Tuesday, 28 March 2017
Last updated 16 hours ago
Feb 17 2010 | 2:05am ET
Hedge funds based outside of the European Union would be at the mercy of their local regulators under a new proposal offered by Spain.
The amendment to the EU’s Alternative Investment Managers Directive would require “appropriate cooperation agreements” between individual state regulators within the EU and regulators of other countries before hedge and private equity funds from those countries could market their wares in a European country.
The move by Spain, holders of the rotating presidency of the EU, revives part of the original directive that it had earlier excluded. That backtracking is likely to provoke objections from the U.K., home to the overwhelming majority of the European alternative investments industry.

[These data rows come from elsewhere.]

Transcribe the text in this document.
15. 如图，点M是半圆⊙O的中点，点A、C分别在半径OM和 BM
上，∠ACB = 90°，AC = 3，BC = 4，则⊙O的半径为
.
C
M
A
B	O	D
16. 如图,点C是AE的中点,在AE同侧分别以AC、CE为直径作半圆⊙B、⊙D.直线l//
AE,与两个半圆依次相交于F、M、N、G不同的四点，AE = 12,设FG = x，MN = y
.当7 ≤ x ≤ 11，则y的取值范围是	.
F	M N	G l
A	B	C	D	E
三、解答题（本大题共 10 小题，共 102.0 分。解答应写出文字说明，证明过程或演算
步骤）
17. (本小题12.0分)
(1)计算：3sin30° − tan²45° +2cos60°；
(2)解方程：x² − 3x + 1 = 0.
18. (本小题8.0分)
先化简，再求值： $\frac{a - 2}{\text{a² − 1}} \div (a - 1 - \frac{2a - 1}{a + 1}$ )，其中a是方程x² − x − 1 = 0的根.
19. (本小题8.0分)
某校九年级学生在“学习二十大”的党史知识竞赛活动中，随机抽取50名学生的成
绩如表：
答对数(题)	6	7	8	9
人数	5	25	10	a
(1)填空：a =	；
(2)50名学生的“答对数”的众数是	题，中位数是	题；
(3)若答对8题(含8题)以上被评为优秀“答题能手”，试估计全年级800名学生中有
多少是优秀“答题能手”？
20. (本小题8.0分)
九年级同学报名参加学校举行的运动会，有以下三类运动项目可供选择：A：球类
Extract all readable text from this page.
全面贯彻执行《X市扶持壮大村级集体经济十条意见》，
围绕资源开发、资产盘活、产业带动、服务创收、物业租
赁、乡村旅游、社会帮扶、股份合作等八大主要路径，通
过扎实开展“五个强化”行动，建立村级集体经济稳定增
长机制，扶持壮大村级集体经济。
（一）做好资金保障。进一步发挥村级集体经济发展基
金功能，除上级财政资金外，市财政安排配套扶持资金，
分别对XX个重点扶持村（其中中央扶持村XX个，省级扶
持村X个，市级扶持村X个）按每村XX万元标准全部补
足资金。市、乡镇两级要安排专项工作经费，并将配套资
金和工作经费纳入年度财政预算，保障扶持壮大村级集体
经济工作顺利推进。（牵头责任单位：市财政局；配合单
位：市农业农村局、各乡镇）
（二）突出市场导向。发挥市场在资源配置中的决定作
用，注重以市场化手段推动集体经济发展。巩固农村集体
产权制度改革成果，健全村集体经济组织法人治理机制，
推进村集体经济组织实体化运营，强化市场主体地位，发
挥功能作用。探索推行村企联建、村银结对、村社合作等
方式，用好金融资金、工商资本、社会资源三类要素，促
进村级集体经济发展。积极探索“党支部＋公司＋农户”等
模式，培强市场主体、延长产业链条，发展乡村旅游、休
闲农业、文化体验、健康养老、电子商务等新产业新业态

The new Spanish proposal would keep hedge fund managers in the U.S., Singapore, Hong Kong and other jurisdictions from having investors in the 27-member EU.
“We are concerned that the original text of the directive, which is protectionist in nature where it came to third countries, could be drifting back,” Andrew Baker, CEO of the Alternative Investment Management Association, told Reuters.
The directive is currently making its way through the European Parliament, and requires the approval of both that body and EU member nations before it takes effect. If it does, it could impose strict new reporting and custody requirements on European hedge and p.e. funds, as well as possible leverage limits.